Madagascar : La journée internationale des femmes rurales a été célébrée à Alatsinainy Imerimandroso

Cette année, l’évènement a été hébergé par la commune rurale d’Alatsinainy Imerimandroso, dans la région d’Analamanga. C’est sans doute un peu naïf, mais il est quand même important de rappeler qu’il est difficile de jongler entre le rôle de mère de famille et travail dans les champs. Les femmes ont un énorme rôle dans le monde rural. C’est la raison pour laquelle les Nations Unies les célèbrent tous les ans, le 15 octobre, et, ce, depuis 2008. C’est une journée internationale mettant en lumière le rôle et la situation des femmes des zones rurales.

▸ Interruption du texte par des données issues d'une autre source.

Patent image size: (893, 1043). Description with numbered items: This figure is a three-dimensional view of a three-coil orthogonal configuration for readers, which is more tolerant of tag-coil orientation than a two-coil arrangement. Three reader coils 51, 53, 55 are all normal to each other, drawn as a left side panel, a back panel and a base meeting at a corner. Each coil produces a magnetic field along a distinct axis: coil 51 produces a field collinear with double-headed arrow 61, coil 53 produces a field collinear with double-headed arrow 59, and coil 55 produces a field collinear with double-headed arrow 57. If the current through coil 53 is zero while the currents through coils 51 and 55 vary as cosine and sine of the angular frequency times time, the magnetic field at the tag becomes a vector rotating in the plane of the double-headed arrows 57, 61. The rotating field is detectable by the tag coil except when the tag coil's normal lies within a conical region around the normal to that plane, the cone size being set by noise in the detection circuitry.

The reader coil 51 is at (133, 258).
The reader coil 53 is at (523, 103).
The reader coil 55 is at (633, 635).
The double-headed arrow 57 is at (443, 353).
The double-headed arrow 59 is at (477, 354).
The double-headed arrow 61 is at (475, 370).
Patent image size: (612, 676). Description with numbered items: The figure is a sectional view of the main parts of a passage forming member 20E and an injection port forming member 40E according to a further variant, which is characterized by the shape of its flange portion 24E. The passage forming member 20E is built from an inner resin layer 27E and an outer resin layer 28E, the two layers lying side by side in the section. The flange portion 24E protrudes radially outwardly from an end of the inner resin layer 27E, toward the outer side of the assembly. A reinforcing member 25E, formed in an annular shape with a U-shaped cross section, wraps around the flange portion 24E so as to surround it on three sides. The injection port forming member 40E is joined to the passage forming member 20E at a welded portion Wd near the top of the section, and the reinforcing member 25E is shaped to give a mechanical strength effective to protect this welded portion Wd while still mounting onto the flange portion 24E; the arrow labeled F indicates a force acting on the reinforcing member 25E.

Le principe est que l’autonomisation des femmes est un ingrédient fondamental dans la lutte contre l’extrême pauvreté, la faim et la malnutrition. Les femmes rurales contribuent à la vie de leurs familles et communautés ainsi qu’à réduire la faim et la pauvreté dans le monde. Les femmes effectuent la grande majorité des tâches domestiques et des soins. Ces activités ne sont pas rémunérées. Les femmes rurales constituent une large part de la main d’œuvre agricole. 

Cette année, plusieurs projets qui encouragent les femmes à accéder à plus d’activités génératrices de revenus ont été promus lors de cette journée. « Ambioka », un projet mis en place en fin 2020 figure parmi ces projets. Il vise à accompagner la professionnalisation des filières de maraîchage et de l’arboriculture des régions en périphérie de la capitale d’Antananarivo. L’objectif est d’améliorer la qualité des produits et de multiplier les pépinières de fruits.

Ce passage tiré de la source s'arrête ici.